The annual TV licence fee is set to rise in April 2026

Calls have been made to scrap the BBC TV licence fee and introduce either advertising or a paywall system before the annual price increase in April. A new online petition has urged the Government to make changes to the TV licence system.

The current fee stands at £174.50 and households must pay this if they watch or record live television, or face potential fines. This charge usually increases alongside September’s Consumer Price Index (CPI) inflation rate, which reached 3.8 per cent.

Such a rise would push the licence fee up by £6.65 to £181.15 for the 2026/27 financial year. The Daily Record reports that this isn’t guaranteed and awaits confirmation from the UK Government later this month, typically around the Autumn Budget on November 26.

From April 1, 2024, the UK Government determined the licence fee would increase annually with CPI inflation for the Charter period’s remaining four years. The BBC’s current Charter continues until the end of 2027.

Campaigner David Gilmore contends that “even if you don’t watch the BBC you still have to pay for it”. He continued: “You don’t have to pay for content put on by theatres or cinemas if you don’t watch it so why should you be required to pay the BBC if you don’t watch their content?”
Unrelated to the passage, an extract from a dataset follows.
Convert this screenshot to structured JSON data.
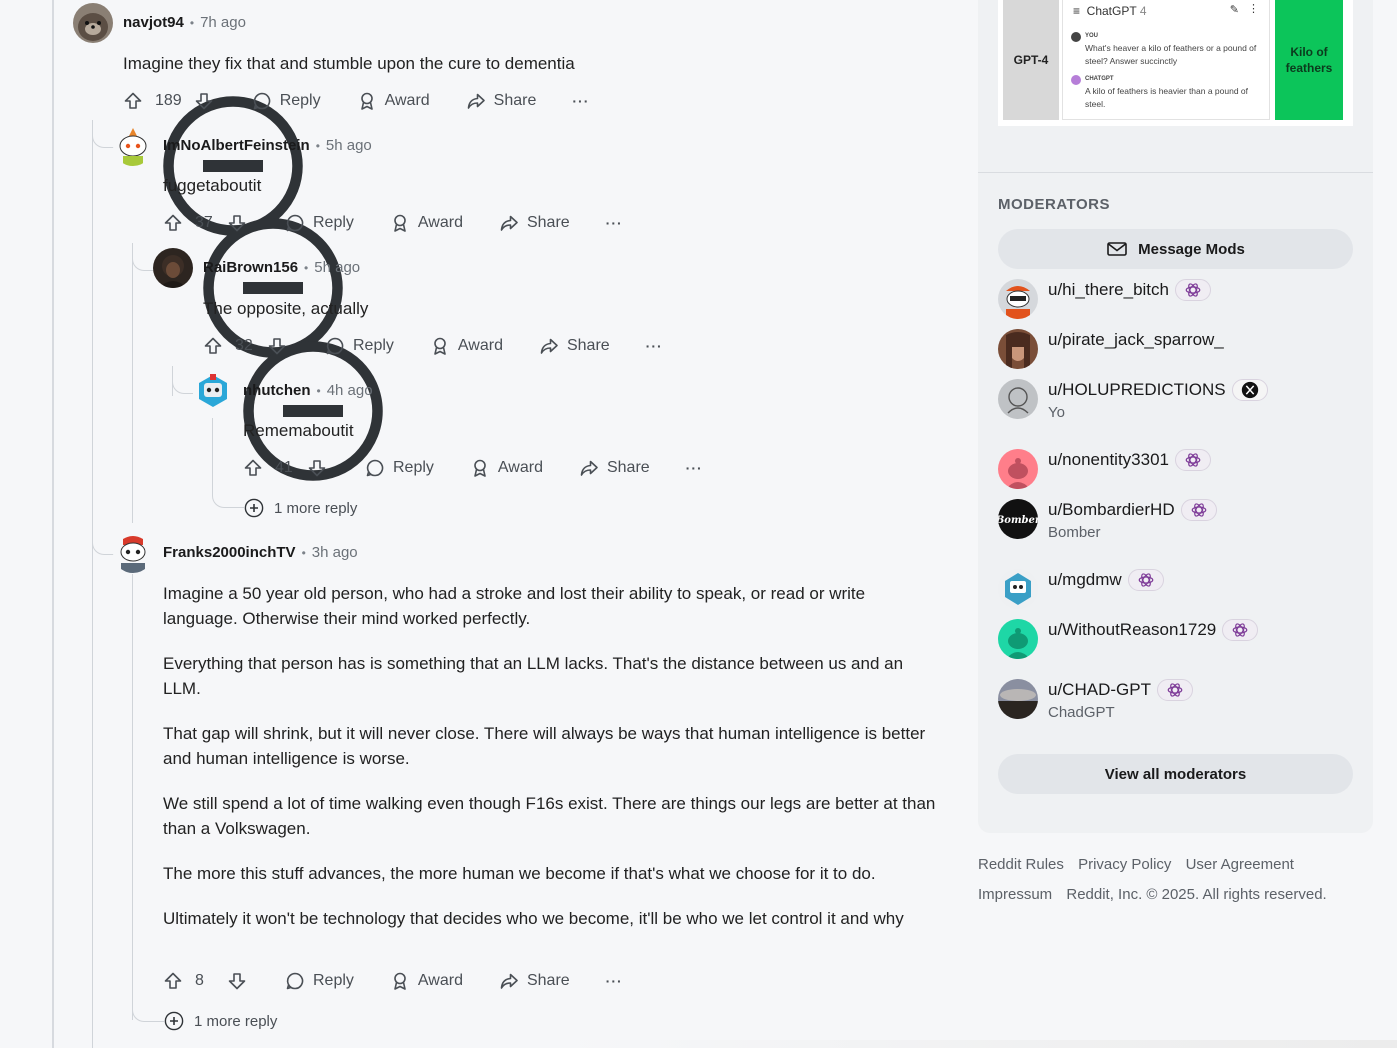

The petition titled “Scrap the BBC TV licence and replace funding with adverts or paywall” appears on the UK Government’s petitions-parliament website. At the time of reporting, it had over 1,300 signatures.
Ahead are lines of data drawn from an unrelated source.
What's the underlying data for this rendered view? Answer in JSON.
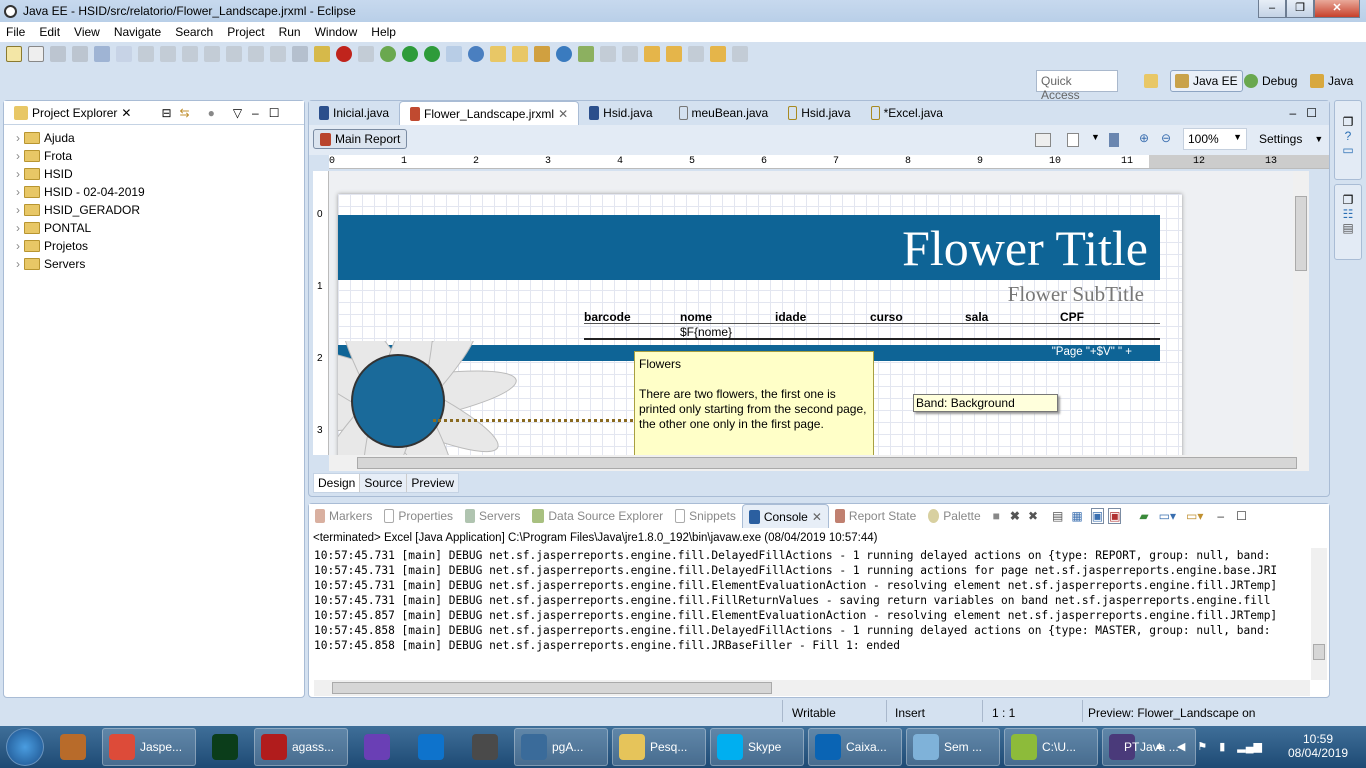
{
  "window": {
    "title": "Java EE - HSID/src/relatorio/Flower_Landscape.jrxml - Eclipse",
    "min": "‒",
    "max": "❐",
    "close": "✕"
  },
  "menu": [
    "File",
    "Edit",
    "View",
    "Navigate",
    "Search",
    "Project",
    "Run",
    "Window",
    "Help"
  ],
  "quick_access": {
    "placeholder": "Quick Access"
  },
  "perspectives": [
    "Java EE",
    "Debug",
    "Java"
  ],
  "project_explorer": {
    "title": "Project Explorer",
    "items": [
      "Ajuda",
      "Frota",
      "HSID",
      "HSID - 02-04-2019",
      "HSID_GERADOR",
      "PONTAL",
      "Projetos",
      "Servers"
    ]
  },
  "editor": {
    "tabs": [
      "Inicial.java",
      "Flower_Landscape.jrxml",
      "Hsid.java",
      "meuBean.java",
      "Hsid.java",
      "*Excel.java"
    ],
    "active_tab": 1,
    "main_report": "Main Report",
    "zoom": "100%",
    "settings": "Settings",
    "ruler": [
      "0",
      "1",
      "2",
      "3",
      "4",
      "5",
      "6",
      "7",
      "8",
      "9",
      "10",
      "11",
      "12",
      "13"
    ],
    "report": {
      "title": "Flower Title",
      "subtitle": "Flower SubTitle",
      "columns": [
        "barcode",
        "nome",
        "idade",
        "curso",
        "sala",
        "CPF"
      ],
      "field": "$F{nome}",
      "page_expr": "\"Page \"+$V\" \" +",
      "note_title": "Flowers",
      "note_body": "There are two flowers, the first one is printed only starting from the second page, the other one only in the first page.",
      "band_label": "Band: Background",
      "vruler": [
        "0",
        "1",
        "2",
        "3"
      ]
    },
    "bottom_tabs": [
      "Design",
      "Source",
      "Preview"
    ],
    "colors": {
      "band": "#0e6496",
      "note": "#ffffc8"
    }
  },
  "console": {
    "tabs": [
      "Markers",
      "Properties",
      "Servers",
      "Data Source Explorer",
      "Snippets",
      "Console",
      "Report State",
      "Palette"
    ],
    "active_tab": 5,
    "header": "<terminated> Excel [Java Application] C:\\Program Files\\Java\\jre1.8.0_192\\bin\\javaw.exe (08/04/2019 10:57:44)",
    "lines": [
      "10:57:45.731 [main] DEBUG net.sf.jasperreports.engine.fill.DelayedFillActions - 1 running delayed actions on {type: REPORT, group: null, band:",
      "10:57:45.731 [main] DEBUG net.sf.jasperreports.engine.fill.DelayedFillActions - 1 running actions for page net.sf.jasperreports.engine.base.JRI",
      "10:57:45.731 [main] DEBUG net.sf.jasperreports.engine.fill.ElementEvaluationAction - resolving element net.sf.jasperreports.engine.fill.JRTemp]",
      "10:57:45.731 [main] DEBUG net.sf.jasperreports.engine.fill.FillReturnValues - saving return variables on band net.sf.jasperreports.engine.fill",
      "10:57:45.857 [main] DEBUG net.sf.jasperreports.engine.fill.ElementEvaluationAction - resolving element net.sf.jasperreports.engine.fill.JRTemp]",
      "10:57:45.858 [main] DEBUG net.sf.jasperreports.engine.fill.DelayedFillActions - 1 running delayed actions on {type: MASTER, group: null, band:",
      "10:57:45.858 [main] DEBUG net.sf.jasperreports.engine.fill.JRBaseFiller - Fill 1: ended"
    ]
  },
  "status": {
    "writable": "Writable",
    "insert": "Insert",
    "position": "1 : 1",
    "preview": "Preview: Flower_Landscape on"
  },
  "taskbar": {
    "items": [
      {
        "label": "",
        "icon": "start",
        "color": "#2d79c7"
      },
      {
        "label": "",
        "icon": "media",
        "color": "#b86b2a"
      },
      {
        "label": "Jaspe...",
        "icon": "chrome",
        "color": "#dd4b39"
      },
      {
        "label": "",
        "icon": "Dw",
        "color": "#0b3d1a"
      },
      {
        "label": "agass...",
        "icon": "Fz",
        "color": "#b11c1c"
      },
      {
        "label": "",
        "icon": "vs",
        "color": "#6a3fb5"
      },
      {
        "label": "",
        "icon": "teamviewer",
        "color": "#0e73cc"
      },
      {
        "label": "",
        "icon": "sublime",
        "color": "#4a4a4a"
      },
      {
        "label": "pgA...",
        "icon": "pgadmin",
        "color": "#3a6b9a"
      },
      {
        "label": "Pesq...",
        "icon": "folder",
        "color": "#e6c45a"
      },
      {
        "label": "Skype",
        "icon": "S",
        "color": "#00aff0"
      },
      {
        "label": "Caixa...",
        "icon": "O",
        "color": "#0a64b4"
      },
      {
        "label": "Sem ...",
        "icon": "notepad",
        "color": "#7fb2d9"
      },
      {
        "label": "C:\\U...",
        "icon": "notepad++",
        "color": "#8dbb3a"
      },
      {
        "label": "Java ...",
        "icon": "eclipse",
        "color": "#4a3a7a"
      }
    ],
    "lang": "PT",
    "time": "10:59",
    "date": "08/04/2019"
  }
}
The petition needs 10,000 signatures to receive a written response and at 100,000 signatures, it would be considered for debate in Parliament. The petition can be viewed online here.

Other calls to change the TV licence

Over 15,200 people have signed a similar petition, urging the UK Government to cover the TV licence fee for all State Pensioners and those who reach the current official retirement age of 66. As per the current rules, only those over the age of 75 who are receiving Pension Credit are entitled to a free TV licence, saving them £174.50 on the annual fee.

Michael Thompson, the creator of the petition, argues that “many pensioners live on the breadline with only the TV for company”.

He further stated: “With the cost of food soaring and utility bills ever higher, we feel there is a desperate need to provide all pensioners with at least this concession.”

Mr Thompson added: “We feel it is a double outrage that those who have given their all to this country in taxes and raising children have to pay a TV licence fee and are only exempt if they receive means-tested Pension Credit. Meanwhile, some media figures draw huge salaries.”

The “Fund free TV licences for all pensioners” petition can also be seen on the UK Government’s petitions-parliament website.